Bien sûr, il faudra arroser cette graine, entretenir la jeune pousse, prendre soin d’elle (car au début elle est fragile), lui fournir de temps en temps de l’engrais afin de renforcer ses racines et sa croissance, bref faire en sorte que l’arbre devienne beau, grand et fort.
Cela peut prendre du temps, mais le résultat sera au rendez-vous. Un arbre solide permet que l’on s’y appuie, que l’on s’y abrite, certains donnent des fruits pour nous nourrir et nous rafraîchir, d’autres traversent les siècles et ne connaissent pas le temps qui passe, et surtout, tous nous fournissent l’oxygène nécessaire à notre survie.

Après ce petit délire métaphorique que j’affectionne particulièrement, revenons directement au sujet de ce billet, le regard.

Imaginez tout ce qui peut passer en terme de messages implicites dans un regard, en fonction de sa nature, de son « style ». Et comme nous l’avons vu dans un précédent billet, le risque de la méthode implicite est qu’elle peut devenir source d’interprétation et de « montage de films intérieurs » de la part de celui qui reçoit le message. Regard franc, regard fuyant, regard agressif, regard bienveillant, regard timide, regard amoureux, regard furtif, etc. Il y en a pléthore.

Tous ces qualificatifs sont bien entendu de l’ordre de l’interprétation. Un regard franc pour quelqu’un sera perçu comme agressif pour un autre. De même, un regard timide pour quelqu’un passera pour un regard fuyant pour un autre qui sera aussitôt targué de manquer de sincérité. Bref, c’est la confusion des genres.

Aussi, prendre juste conscience de l’impact que peut avoir notre regard porté sur un patient peut éviter bien des déconvenues de toute nature.

Le silence

Avant de clore ce billet, je souhaiterais partager avec vous ce qui me semble être la raison d’être d’un regard; Je pense au silence qui peut l’accompagner. Je ne vais pas revenir sur cette idée que j’ai déjà développé il y a quelques mois dans ce blog, mais plutôt vous montrer en quoi le silence et le regard sont lié.

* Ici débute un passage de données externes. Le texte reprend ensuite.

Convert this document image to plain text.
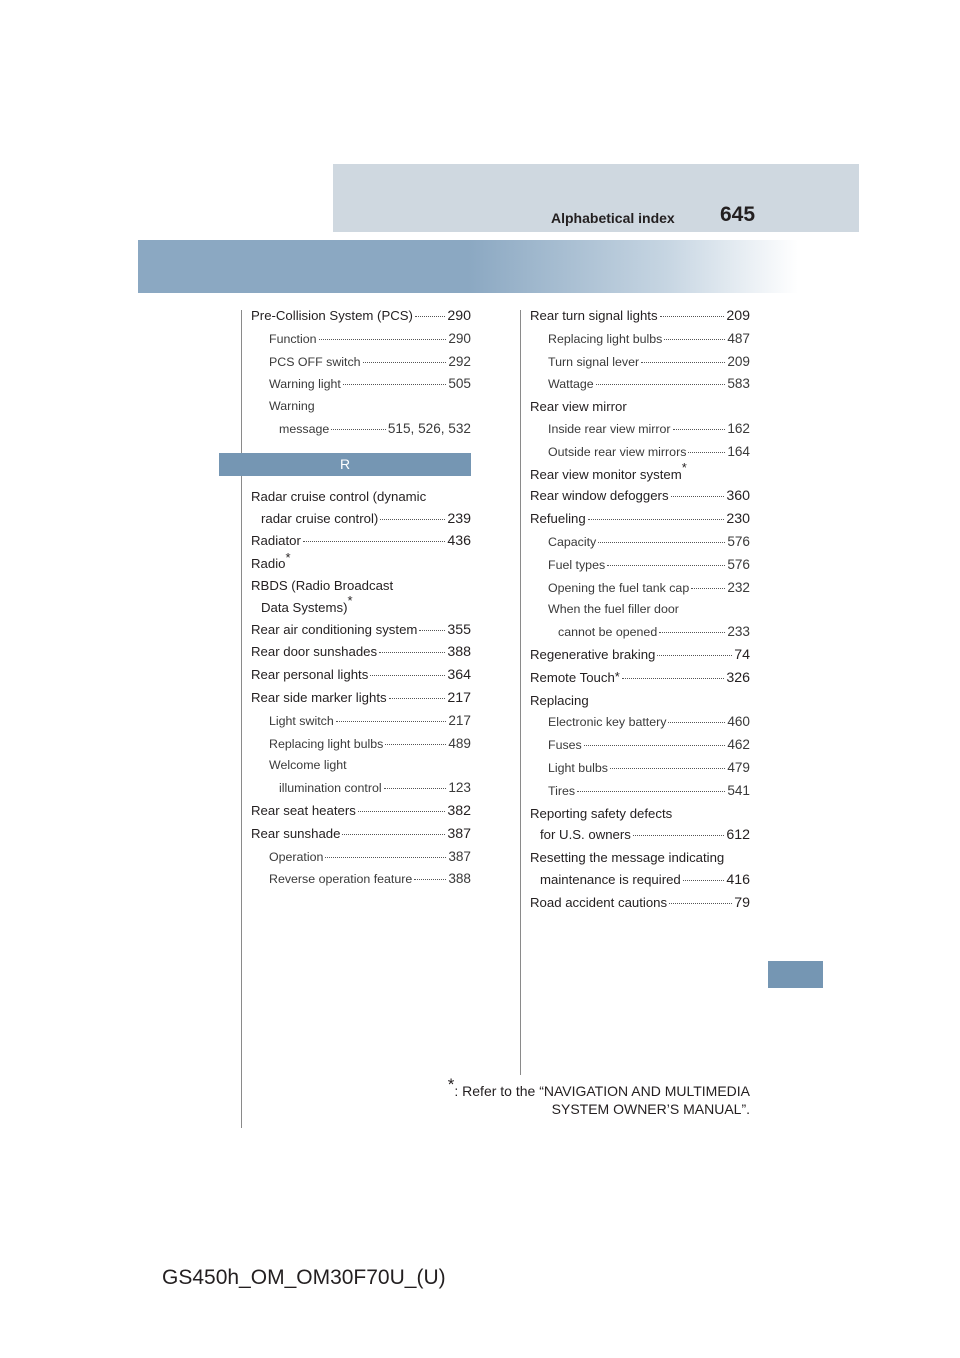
Alphabetical index 645
Pre-Collision System (PCS) 290
Function	290
PCS OFF switch	292
Warning light	505
Warning
message	515, 526, 532
R
Radar cruise control (dynamic
radar cruise control)	239
Radiator	436
Radio*
RBDS (Radio Broadcast
Data Systems)*
Rear air conditioning system 355
Rear door sunshades	388
Rear personal lights	364
Rear side marker lights	217
Light switch	217
Replacing light bulbs	489
Welcome light
illumination control	123
Rear seat heaters	382
Rear sunshade	387
Operation	387
Reverse operation feature	388
Rear turn signal lights	209
Replacing light bulbs	487
Turn signal lever	209
Wattage	583
Rear view mirror
Inside rear view mirror	162
Outside rear view mirrors	164
Rear view monitor system*
Rear window defoggers	360
Refueling	230
Capacity	576
Fuel types	576
Opening the fuel tank cap	232
When the fuel filler door
cannot be opened	233
Regenerative braking	74
Remote Touch*	326
Replacing
Electronic key battery	460
Fuses	462
Light bulbs	479
Tires	541
Reporting safety defects
for U.S. owners	612
Resetting the message indicating
maintenance is required	416
Road accident cautions	79
*: Refer to the “NAVIGATION AND MULTIMEDIA
SYSTEM OWNER’S MANUAL”.
GS450h_OM_OM30F70U_(U)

Vous avez peut-être entendu de la part de deux personnes très proches relationnellement parlant (un couple, une fratrie, de très bon(ne)s ami(e)s, des collègues de travail de longue date, etc.) un constat du genre:

« Nous n’avons plus besoin de nous parler, un regard et ça suffit« 

Ce type de résultat me fait penser que la boucle est bouclée. La relation entre ces deux personnes s’est tellement bien développée que leur communication et leur compréhension l’un de l’autre passe uniquement par leur regard, nourrit lui-même par… le silence.

En tant que soignant, si la communication verbale est nécessaire d’un point de vue technique et logistique, je pense que ce qui se joue dans la relation soignant / soigné passe avant tout par la présence du soignant à l’instant où il EST avec son patient.

Et quoi de mieux qu’un regard porté avec bienveillance, accompagné d’un silence accueillant pour ÊTRE dans le soin?